I feel like a small child, cowering and afraid in my room because my parents are fighting. I no longer believe their reassurances that everything will be all right and they will never argue like that again and that I shouldn’t worry because will always stay together. Your family, Lord God, is ripping itself apart. We are killing each other.

I am tired of the news, the nightly news, the morning news, the 24-hour news cycle of bullets and brutality and murder. I am angry at the complacency, my own, that of Your church, that of the people who make up the systems that aren’t faceless entities just doing their jobs but certain people, as Jesus says, in a particular place devastating other certain men and certain women and particular families, families with Saturday rituals and report cards on their refrigerators and photos on their night stands. I am tired and ashamed of being among the particular people who perpetuate the systems that crush other certain people.

I am tired of seeing righteous indignation parsed out in posts and tweets. I am tired of not knowing what to post and newsfeeds devoid of outrage. I am exhausted with writing prayers and frustrated with those who say prayer is meaningless.

I want to cry when my kid’s doubt of Your existence is given weight by Your seeming inaction, by Your church’s complicity, by my ineffectual response to violence, racism, hateful rhetoric and oppression.

She says, “If there is a God, he sure isn’t doing a very good job.” Do You want to respond to that? I don’t know what to say anymore.

So, should I pray? Write a prayer to be prayed on Sunday? What words should I use? What words do you choose?

Your language, creator God, is performative. You say, “Let there be light.” And there is. You say, “Your sins are forgiven.” And they are. What can we say, that will enact the syllables that cry mercy, make the vowels bring peace and the consonants call forth healing?

I don’t know.

But You, loving, merciful, reconciling, peace granting God, You know. You know if dry bones can live. You command us to prophesy to them, to raise our voices not in a whisper but in a cry of longing lament: Enough! Our God is a God of grace, of justice, the One who blesses the meek and breaks the chains of the oppressed. Our God is the One who sent Jesus Christ, the light of the world, the living water, the bread of life, the Way, the truth and the life, not to condemn the world but to save it. Evil and death will not have the last word.

Even now, yes, even now, in this valley of blood and bone, in this time and place where murder is documented on phones and live streamed on the internet, You call us to prophesy, to speak Your performative word until it is embedded in our sinews and we walk the talk.

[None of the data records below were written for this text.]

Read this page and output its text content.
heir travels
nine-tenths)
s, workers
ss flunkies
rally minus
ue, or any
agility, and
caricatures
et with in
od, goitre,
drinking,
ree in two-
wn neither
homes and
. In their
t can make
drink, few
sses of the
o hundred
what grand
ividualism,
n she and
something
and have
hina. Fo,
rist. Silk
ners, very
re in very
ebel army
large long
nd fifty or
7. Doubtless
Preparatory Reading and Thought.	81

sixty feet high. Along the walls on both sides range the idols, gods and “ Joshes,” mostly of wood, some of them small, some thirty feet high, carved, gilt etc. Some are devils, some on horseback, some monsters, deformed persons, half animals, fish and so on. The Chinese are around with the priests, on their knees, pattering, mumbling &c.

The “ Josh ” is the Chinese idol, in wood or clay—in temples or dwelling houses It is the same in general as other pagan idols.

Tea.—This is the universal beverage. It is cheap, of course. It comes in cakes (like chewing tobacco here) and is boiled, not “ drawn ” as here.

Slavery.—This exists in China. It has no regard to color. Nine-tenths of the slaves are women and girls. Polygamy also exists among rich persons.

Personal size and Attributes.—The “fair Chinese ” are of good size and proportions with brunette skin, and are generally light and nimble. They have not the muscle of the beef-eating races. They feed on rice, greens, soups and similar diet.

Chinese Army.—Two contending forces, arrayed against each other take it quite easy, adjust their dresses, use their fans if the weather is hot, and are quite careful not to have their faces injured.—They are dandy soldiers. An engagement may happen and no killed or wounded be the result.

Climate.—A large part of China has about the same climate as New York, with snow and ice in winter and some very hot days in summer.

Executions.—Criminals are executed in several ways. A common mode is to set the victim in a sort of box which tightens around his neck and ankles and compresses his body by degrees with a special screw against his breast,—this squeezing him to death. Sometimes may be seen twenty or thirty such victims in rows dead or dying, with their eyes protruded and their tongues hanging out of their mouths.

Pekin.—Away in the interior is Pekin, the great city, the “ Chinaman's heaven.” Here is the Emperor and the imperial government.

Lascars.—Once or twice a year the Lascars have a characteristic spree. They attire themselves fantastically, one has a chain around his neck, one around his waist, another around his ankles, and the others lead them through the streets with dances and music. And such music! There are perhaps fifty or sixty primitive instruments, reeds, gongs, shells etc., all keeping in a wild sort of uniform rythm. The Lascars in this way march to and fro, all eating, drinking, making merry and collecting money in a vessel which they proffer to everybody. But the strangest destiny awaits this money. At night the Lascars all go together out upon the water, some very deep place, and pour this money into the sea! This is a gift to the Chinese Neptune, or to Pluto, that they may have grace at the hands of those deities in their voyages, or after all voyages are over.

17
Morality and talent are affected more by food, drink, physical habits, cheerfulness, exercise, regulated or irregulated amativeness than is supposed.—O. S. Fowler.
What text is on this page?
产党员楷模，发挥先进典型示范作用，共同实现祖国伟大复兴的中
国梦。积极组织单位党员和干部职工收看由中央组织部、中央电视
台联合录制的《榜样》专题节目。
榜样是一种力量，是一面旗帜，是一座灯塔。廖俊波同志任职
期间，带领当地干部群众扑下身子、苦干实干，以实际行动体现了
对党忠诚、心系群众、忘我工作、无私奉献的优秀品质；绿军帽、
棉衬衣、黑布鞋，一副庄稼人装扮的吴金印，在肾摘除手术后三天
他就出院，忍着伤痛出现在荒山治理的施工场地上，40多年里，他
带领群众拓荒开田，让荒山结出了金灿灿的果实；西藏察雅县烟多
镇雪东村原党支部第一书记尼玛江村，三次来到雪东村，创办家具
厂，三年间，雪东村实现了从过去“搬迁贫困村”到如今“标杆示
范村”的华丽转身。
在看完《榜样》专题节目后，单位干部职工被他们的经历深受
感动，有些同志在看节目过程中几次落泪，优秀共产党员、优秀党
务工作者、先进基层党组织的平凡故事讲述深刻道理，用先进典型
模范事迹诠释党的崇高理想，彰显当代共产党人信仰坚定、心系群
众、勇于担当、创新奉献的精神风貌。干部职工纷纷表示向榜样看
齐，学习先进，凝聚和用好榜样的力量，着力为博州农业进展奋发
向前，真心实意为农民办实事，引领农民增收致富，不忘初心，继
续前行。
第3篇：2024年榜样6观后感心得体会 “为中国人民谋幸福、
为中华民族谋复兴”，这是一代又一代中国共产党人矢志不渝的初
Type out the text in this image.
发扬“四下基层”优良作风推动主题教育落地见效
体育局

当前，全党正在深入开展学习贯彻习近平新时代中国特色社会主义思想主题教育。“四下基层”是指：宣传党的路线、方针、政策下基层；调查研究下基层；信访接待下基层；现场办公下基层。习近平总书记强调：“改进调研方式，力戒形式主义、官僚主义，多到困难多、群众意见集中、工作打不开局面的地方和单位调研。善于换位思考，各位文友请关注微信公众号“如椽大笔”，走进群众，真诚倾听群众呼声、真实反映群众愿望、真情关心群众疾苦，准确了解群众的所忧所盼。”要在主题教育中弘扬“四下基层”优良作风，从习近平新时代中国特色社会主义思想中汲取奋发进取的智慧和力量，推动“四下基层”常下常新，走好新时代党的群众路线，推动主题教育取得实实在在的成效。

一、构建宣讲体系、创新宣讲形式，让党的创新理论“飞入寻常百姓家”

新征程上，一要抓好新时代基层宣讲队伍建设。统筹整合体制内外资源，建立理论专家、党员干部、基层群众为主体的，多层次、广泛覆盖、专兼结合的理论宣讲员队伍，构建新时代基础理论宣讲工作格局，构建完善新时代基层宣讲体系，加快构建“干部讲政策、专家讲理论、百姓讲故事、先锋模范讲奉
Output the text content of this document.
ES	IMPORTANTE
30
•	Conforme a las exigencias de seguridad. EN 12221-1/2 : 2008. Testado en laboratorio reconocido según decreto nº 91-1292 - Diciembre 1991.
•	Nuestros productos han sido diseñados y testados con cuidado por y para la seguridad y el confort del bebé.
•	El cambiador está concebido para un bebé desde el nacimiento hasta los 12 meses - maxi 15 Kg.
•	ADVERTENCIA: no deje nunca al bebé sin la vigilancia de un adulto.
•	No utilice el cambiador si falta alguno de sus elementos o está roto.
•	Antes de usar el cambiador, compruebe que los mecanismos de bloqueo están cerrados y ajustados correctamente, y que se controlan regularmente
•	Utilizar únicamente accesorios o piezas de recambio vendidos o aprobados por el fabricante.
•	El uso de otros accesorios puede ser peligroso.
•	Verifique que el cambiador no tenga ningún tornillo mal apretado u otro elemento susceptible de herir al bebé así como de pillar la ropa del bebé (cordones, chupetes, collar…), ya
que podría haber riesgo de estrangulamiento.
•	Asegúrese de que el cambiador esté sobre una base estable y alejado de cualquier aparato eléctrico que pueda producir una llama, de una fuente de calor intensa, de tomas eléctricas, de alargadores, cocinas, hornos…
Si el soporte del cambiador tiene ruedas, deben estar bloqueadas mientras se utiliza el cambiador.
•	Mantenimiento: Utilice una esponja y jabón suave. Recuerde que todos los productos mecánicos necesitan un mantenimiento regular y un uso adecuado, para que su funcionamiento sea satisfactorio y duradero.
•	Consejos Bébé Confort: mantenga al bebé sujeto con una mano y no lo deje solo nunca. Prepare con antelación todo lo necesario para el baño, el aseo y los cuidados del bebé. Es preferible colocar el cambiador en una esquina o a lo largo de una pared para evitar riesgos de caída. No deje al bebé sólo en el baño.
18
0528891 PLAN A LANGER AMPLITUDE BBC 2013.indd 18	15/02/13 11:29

Jesus, suffering Savior, you always went to certain places and specific people. You named names. You ate meals. You stopped when people cried out. You sought out the ones suffering on the sidelines. You rebuked the religious leaders. You refused to capitulate to the powerful no matter the cost. You didn’t mince words with the ones who thought they had the inside track on God’s favor. You came to bring good news to the poor, proclaim release to the captives and let the oppressed go free. You did what he said. You were, are and forever will be God’s Word made flesh. And as you walked the talk, you prayed.

So, I am going to pray, today and every day. I am going to prophesy, too. I am going to cry out with all I’ve got, “Dry bones, hear the word of the Lord.” I am going to shout with horror but not without hope to all the valleys of violence and blood and death: God says there will be breath. God says there will yet be life.

I am going to pray some more.

And then, with God’s help, I am going to stop cowering and start going to certain people, in particular places and do what Jesus did: share meals, stand up to the powerful who oppress, come alongside the vulnerable, hold space for those pushed to the margins. I am going to speak God’s living, performative, efficacious, Word until I live and breathe it and the valley of darkness gives way to green pastures and all our cups overflow and we dwell in God’s house together.